HEALTHY AND WISE: WHERE’S THE SUNSHINE?



I've been exploring ways to be and stay healthy—food choices, exercise, sleep, and some quiet time to think and reflect. Over the course of the month, I’ll be sharing things I've discovered. One of the things I have been doing daily, regardless of the season, is getting outside in the sunshine. I've become a bit of a sun-worshiper and I find it has helped me immensely. 

People need sunshine to function optimally. Being outdoors in the sun builds strong bones, a stronger immune system, helps your body regulate calcium, lowers your blood pressure, promotes clearer skin, and a healthier brain. Vitamin sunshine is also known as vitamin D and is one of those vitamins that is made by our bodies by being in the sunshine and in contact with UVB radiation.

According to Scientific American, vitamin D protects our neurons and reduces inflammation in the body. The data from recent studies show that those people with lower vitamin D levels showed slower information processing speed and lower cognitive functions.

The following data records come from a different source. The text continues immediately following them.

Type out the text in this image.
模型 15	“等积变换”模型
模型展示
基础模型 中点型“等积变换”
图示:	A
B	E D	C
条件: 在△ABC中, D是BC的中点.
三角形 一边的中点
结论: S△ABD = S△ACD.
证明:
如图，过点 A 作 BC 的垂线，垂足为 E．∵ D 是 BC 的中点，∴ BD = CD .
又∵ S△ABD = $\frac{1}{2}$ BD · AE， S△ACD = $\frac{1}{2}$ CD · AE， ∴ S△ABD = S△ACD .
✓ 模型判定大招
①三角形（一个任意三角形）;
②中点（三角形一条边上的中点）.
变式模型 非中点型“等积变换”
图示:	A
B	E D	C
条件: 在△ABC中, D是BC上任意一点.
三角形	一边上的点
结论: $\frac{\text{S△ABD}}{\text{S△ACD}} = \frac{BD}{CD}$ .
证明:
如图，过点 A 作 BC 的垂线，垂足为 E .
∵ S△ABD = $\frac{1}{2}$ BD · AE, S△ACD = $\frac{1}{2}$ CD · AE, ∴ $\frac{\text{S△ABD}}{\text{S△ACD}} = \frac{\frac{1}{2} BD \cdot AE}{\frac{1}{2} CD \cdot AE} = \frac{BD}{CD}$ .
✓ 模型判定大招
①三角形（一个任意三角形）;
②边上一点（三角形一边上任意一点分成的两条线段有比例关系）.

They went on to say:  "Three-quarters of U.S. teens and adults are deficient in vitamin D..." Wow! 

As writers we spend an enormous amount of time indoors and in front of the computer. It’s basically an inactive lifestyle and not at all healthy for us. Aside from losing tone and gaining pounds we don’t get enough vitamin sunshine—or vitamin D.

Vladimir Volegov
How to counter balance that deskbound lifestyle and increase our productivity?

Get outside. Take a walk in the sunshine.

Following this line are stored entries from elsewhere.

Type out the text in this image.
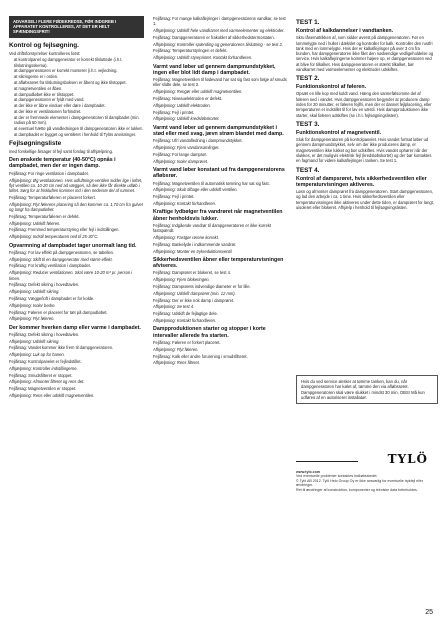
ADVARSEL! FLERE FØDEKREDSE, FØR INDGREB I APPARATET KONTROLLERES, AT DET ER HELT SPÆNDINGSFRIT!
Kontrol og fejlsøgning.

Ved driftsforstyrrelser kontrolleres først:

• at kontrolpanel og dampgenerator er korrekt tilsluttede (i.h.t. tilslutningsskema).
• at dampgeneratoren er korrekt monteret (i.h.t. vejledning.
• at sikringerne er i orden.
• at afløbsrøret fra tilslutningsboksen er åbent og ikke tilstoppet.
• at magnetventilen er åben.
• at dampudløbet ikke er tilstoppet.
• at dampgeneratoren er fyldt med vand.
• at der ikke er åbne vinduer eller døre i dampbadet.
• at der ikke er ventilationen forhindret.
• at der er fremmede elementer i dampgeneratoren til dampbadet (min. radius på 50 mm).
• at eventuel hætte på vandledningen til dampgeneratoren ikke er lukket.
• at dampbadet er bygget og ventileret i henhold til Tylös anvisninger.
Fejlsøgningsliste

med forskellige årsager til fejl samt forslag til afhjælpning.

Den ønskede temperatur (40-50°C) opnås i dampbadet, men der er ingen damp.

Fejlårsag: For ringe ventilation i dampbadet.

Afhjælpning: Øg ventilationen. Hvis udluftnings-ventilen sidder lige i loftet, flyt ventilen ca. 10-20 cm ned ad væggen, så den ikke får direkte udløb i loftet. Sørg for at friskluften kommer ind i den nederste del af rummet.

Fejlårsag: Temperaturføleren er placeret forkert.

Afhjælpning: Flyt følerens placering så den kommer ca. 1,70 cm fra gulvet og langt fra damputløbet.

Fejlårsag: Temperaturføleren er defekt.

Afhjælpning: Udskift føleren.

Fejlårsag: Fremmed temperaturstyring eller fejl i indstillingen.

Afhjælpning: Indstil temperaturen ned til 25-30°C.

Opvarmning af dampbadet tager unormalt lang tid.

Fejlårsag: For lav effekt på dampgeneratoren, se tabellen.

Afhjælpning: Skift til en dampgenerator med større effekt.

Fejlårsag: For kraftig ventilation i dampbadet.

Afhjælpning: Reducer ventilationen. Skal være 10-20 m³ pr. person i timen.

Fejlårsag: Defekt sikring i hovedtavlen.

Afhjælpning: Udskift sikring.

Fejlårsag: Vægge/loft i dampbadet er for kolde.

Afhjælpning: Isoler bedre.

Fejlårsag: Føleren er placeret for tæt på dampudløbet.

Afhjælpning: Flyt føleren.

Der kommer hverken damp eller varme i dampbadet.

Fejlårsag: Defekt sikring i hovedtavlen.

Afhjælpning: Udskift sikring.

Fejlårsag: Vandet kommer ikke frem til dampgeneratoren.

Afhjælpning: Luk op for hanen.

Fejlårsag: Kontrolpanelet er fejlindstillet.

Afhjælpning: Kontroller indstillingerne.

Fejlårsag: Smudsfilteret er stoppet.

Afhjælpning: Afmonter filteret og rens det.

Fejlårsag: Magnetventilen er stoppet.

Afhjælpning: Rens eller udskift magnetventilen.

Fejlårsag: For mange kalkaflejringer i dampgeneratorens vandkar, se test 1.

Afhjælpning: Udskift hele vandkarret med varmeelementer og elektroder.

Fejlårsag: Dampgeneratoren er frakoblet af sikkerhedstermostaten.

Afhjælpning: Kontroller spænding og generatorens tilslutning - se test 2.

Fejlårsag: Temperaturstyringen er defekt.

Afhjælpning: Udskift styreprintet. Kontakt forhandleren.

Varmt vand løber ud gennem dampmundstykket, ingen eller blot lidt damp i dampbadet.

Fejlårsag: Magnetventilen til fødevand har sat sig fast som følge af smuds eller slidte dele, se test 3.

Afhjælpning: Rengør eller udskift magnetventilen.

Fejlårsag: Niveauelektroden er defekt.

Afhjælpning: Udskift elektroden.

Fejlårsag: Fejl i printet.

Afhjælpning: Udskift kredsløbskortet.

Varmt vand løber ud gennem dampmundstykket i stød eller med svag, jævn strøm blandet med damp.

Fejlårsag: Ufri vandafledning i dampmundstykket.

Afhjælpning: Fjern vandansamlinger.

Fejlårsag: For lange damprør.

Afhjælpning: Isoler damprøret.

Varmt vand løber konstant ud fra dampgeneratorens afløbsrør.

Fejlårsag: Magnetventilen til automatisk tømning har sat sig fast.

Afhjælpning: Skub tilbage eller udskift ventilen.

Fejlårsag: Fejl i printet.

Afhjælpning: Kontakt forhandleren.

Kraftige lydbølger fra vandrøret når magnetventilen åbner henholdsvis lukker.

Fejlårsag: Indgående vandrør til dampgeneratoren er ikke korrekt fastspændt.

Afhjælpning: Fastgør rørene korrekt.

Fejlårsag: Bankelyde i indkommende vandrør.

Afhjælpning: Monter en trykreduktionsventil.

Sikkerhedsventilen åbner eller temperaturvisningen afviseres.

Fejlårsag: Damprøret er blokeret, se test 4.

Afhjælpning: Fjern blokeringen.

Fejlårsag: Damprørets indvendige diameter er for lille.

Afhjælpning: Udskift damprøret (min. 12 mm).

Fejlårsag: Der er ikke nok damp i damprøret.

Afhjælpning: Se test 4.

Fejlårsag: Udskift de fejlagtige dele.

Afhjælpning: Kontakt forhandleren.

Dampproduktionen starter og stopper i korte intervaller allerede fra starten.

Fejlårsag: Føleren er forkert placeret.

Afhjælpning: Flyt føleren.

Fejlårsag: Kalk eller andre forurening i smudsfilteret.

Afhjælpning: Rens filteret.

TEST 1.
Kontrol af kalkdannelser i vandtanken.

Skru låsemøtrikken af, som sidder øverst på dampgeneratoren. Før en lommelygte ned i hullet i dækslet og kontroller for kalk. Kontroller den rustfri tank med en lommelygte. Hvis der er kalkaflejringer på over 3 cm fra bunden, har dampgeneratoren ikke fået den nødvendige vedligeholdelse og service. Hvis kalkaflejringerne kommer højere op, er dampgeneratoren ved at blive for tilkalket. Hvis dampgeneratoren er stærkt tilkalket, bør vandkarret med varmeelementer og elektroder udskiftes.

TEST 2.
Funktionskontrol af føleren.

Opsæt en lille kop med koldt vand. Hæng den varmefølsomme del af føleren ned i vandet. Hvis dampgeneratoren begynder at producere damp inden for 20 minutter, er føleren fejlfri, men der er dannet fejlplacering, eller temperaturen er indstillet til for lav en værdi. Hvis dampproduktionen ikke starter, skal føleren udskiftes (se i.h.t. fejlsøgningslisten).

TEST 3.
Funktionskontrol af magnetventil.

Sluk for dampgeneratoren på kontrolpanelet. Hvis vandet fortsat løber ud gennem dampmundstykket, selv om der ikke produceres damp, er magnetventilen ikke lukket og bør udskiftes. Hvis vandet ophører når der slukkes, er det muligvis elektrisk fejl (kredsløbskortet) og der bør kontaktes en fagmand for videre kalkaflejringer i tanken. Se test 1.

TEST 4.
Kontrol af dampsrøret, hvis sikkerhedsventilen eller temperaturvisningen aktiveres.

Løsn og afmonter damprøret fra dampgeneratoren. Start dampgeneratoren, og lad den arbejde i ca. 1 time. Hvis sikkerhedsventilen eller temperaturvisningen ikke aktiveres under dette tiden, er damprøret for langt, uisoleret eller blokeret. Afhjælp i henhold til fejlsøgningslisten.

Hvis du ved service ønsker at tømme tanken, kan du, når dampgeneratoren har kølet af, tømme den via afløbsrøret. Dampgeneratoren skal være slukket i mindst 30 min. OBS! Må kun udføres af en autoriseret installatør.
TYLÖ
www.tylo.com
Ved eventuelle problemer kontaktes indkøbsstedet.
© Tylö AB 2012. Tylö Helo Group Oy er ikke ansvarlig for eventuelle trykfejl eller ændringer.
Ret til ændringer af konstruktion, komponenter og tekniske data forbeholdes.
25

There are three immediate benefits.  It will clear your mind when it’s feeling sluggish, unable to concentrate, or feeling restless and slow. The second benefit is a walk or run will give you needed exercise. The third benefit is the sunlight will provide your body with much needed vitamin D. 

Did you know that your body could produce vitamin D in as little as 10-15 minutes (or up to 30 if you have a darker skin tone) in bright sunlight? You need to be exposing at least 25% of your body. That’s a bit harder to do in the winter. 

How much sun is safe without suncreen?  

Skin pigmentation affects how much radiation your skin absorbs. The darker the skin, the more it's protected against skin cancer but the less able it is to absorb UVB rays. It also depends upon how much skin is exposed and the time of day. If you're fair skinned and sunning yourself outside in a bathing suit at noon, you only need a few minutes without sunscreen. If you're already tan or of Hispanic origin, you need maybe 15 to 20 minutes (approximately twice a week) to produce the amount of vitamin D your body requires.

Do carry your sunblock but allow your skin at least 10-15 without applying it as sunblocks interfere with allowing your skin to absorb the needed UVBs. Rule of thumb: Getting half the amount of exposure that it takes for your skin to turn to pink. If you want a longer walk or run then by all means apply sunscreen.

UV radiation doesn't penetrate glass. Sitting in front of a closed window doesn't make vitamin D. Your best bet is to take a walk in the noonday sunshine—especially in the winter when the sun’s rays are at too much of an angle. This happens during the early and later part of the day and during most of the day during the winter season. Midday gives the best angle to produce vitamin D. Another option is a UVB light or UVB (high density UVA isn't recommended) tanning bed in the winter.

There are other ways to get, or supplement  your vitamin D but that’s another article.